Ainsi, on doit rompre avec notre manière de produire
et de consommer, en privilégiant le qualitatif sur le quantitatif, l’être sur
l’avoir. En d’autres termes, la satisfaction des besoins sociaux de la
population doit être le mobile fondamental de la croissance et non la
réalisation du profit. Ce qui signifie qu’on doit produire plus de valeurs
d’usage que de valeurs d’échange. C’est un enseignement fondamental de
l’économie politique. Il faut dépasser l’analyse en termes de richesse
matérielle produite mesurée par le fameux PIB (global et par habitant), pour
s’intéresser à la manière dont cette richesse est obtenue, en mettant en
évidence l’impact sur les ressources naturelles
– externalités négatives- et le type de répartition. Le bonheur social n’est
pas proportionnel au niveau du revenu
national, fort heureusement.
Cette considération nous amène à revoir de fond en comble un certain nombre
de programmes sectoriels et de priorités relevées au rang du sacré. La priorité
des priorités doit être celle de notre indépendance économique, voire notre souveraineté, à commencer par notre indépendance
alimentaire, notre indépendance sanitaire, notre indépendance énergétique.
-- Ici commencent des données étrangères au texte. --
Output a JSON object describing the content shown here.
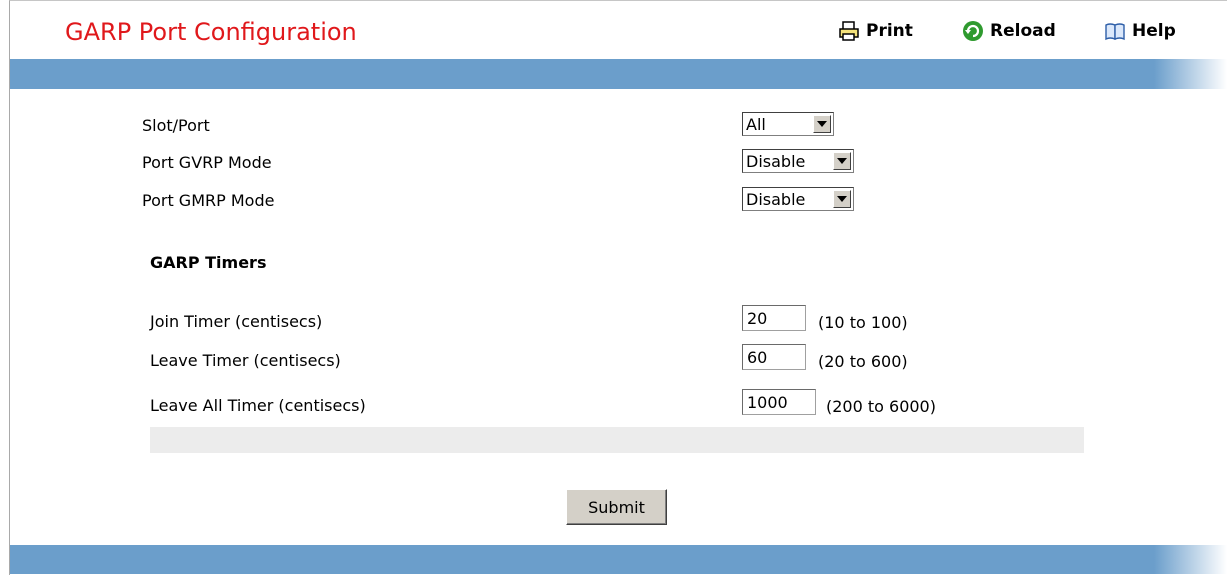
{
  "header": {
    "title": "GARP Port Configuration",
    "print_label": "Print",
    "reload_label": "Reload",
    "help_label": "Help"
  },
  "form": {
    "slot_port": {
      "label": "Slot/Port",
      "value": "All"
    },
    "gvrp_mode": {
      "label": "Port GVRP Mode",
      "value": "Disable"
    },
    "gmrp_mode": {
      "label": "Port GMRP Mode",
      "value": "Disable"
    }
  },
  "timers": {
    "section_title": "GARP Timers",
    "join": {
      "label": "Join Timer (centisecs)",
      "value": "20",
      "range": "(10 to 100)"
    },
    "leave": {
      "label": "Leave Timer (centisecs)",
      "value": "60",
      "range": "(20 to 600)"
    },
    "leave_all": {
      "label": "Leave All Timer (centisecs)",
      "value": "1000",
      "range": "(200 to 6000)"
    }
  },
  "submit_label": "Submit",
  "colors": {
    "title": "#e0181b",
    "band": "#6b9ecb"
  },
  "icons": {
    "print": "printer-icon",
    "reload": "reload-icon",
    "help": "book-icon"
  }
}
Entendons-nous bien. Indépendance ne veut pas dire autosuffisance dans tous les
domaines. Aucun pays, quelle que soit sa
taille, ne pourrait y parvenir sauf à faire supporter aux populations des
privations et des frustrations. L’indépendance, dont il s’agit, est celle qui
donne plus d’autonomie au pays dans la couverture de ses besoins fondamentaux.
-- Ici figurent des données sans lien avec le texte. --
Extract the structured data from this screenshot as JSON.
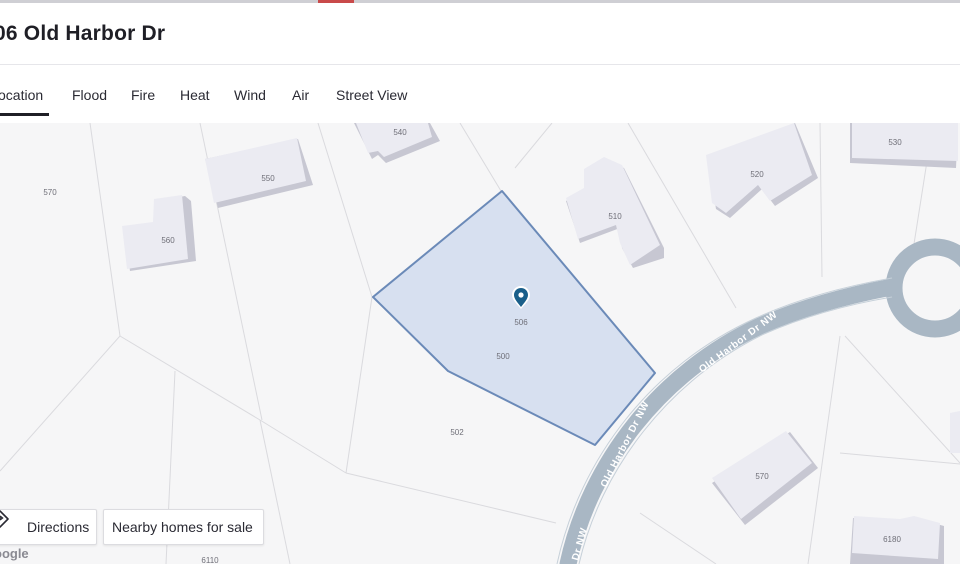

Elle suppose la mise en place d’une véritable industrialisation. Celle-ci,
écrit François Perroux, « est le fondement de toute politique d’indépendance,
c’est-à-dire de la cohésion d’une structure organisée rendue capable
d’offensive économique à l’extérieur ». Et de préciser : « l’industrialisation
est un processus complexe dans lequel un groupe humain se dote d’un système
cohérent de machines par lequel il transforme le monde et se transforme
lui-même. La science et la technique
améliorent rapidement les vitesses, les précisions et les puissances.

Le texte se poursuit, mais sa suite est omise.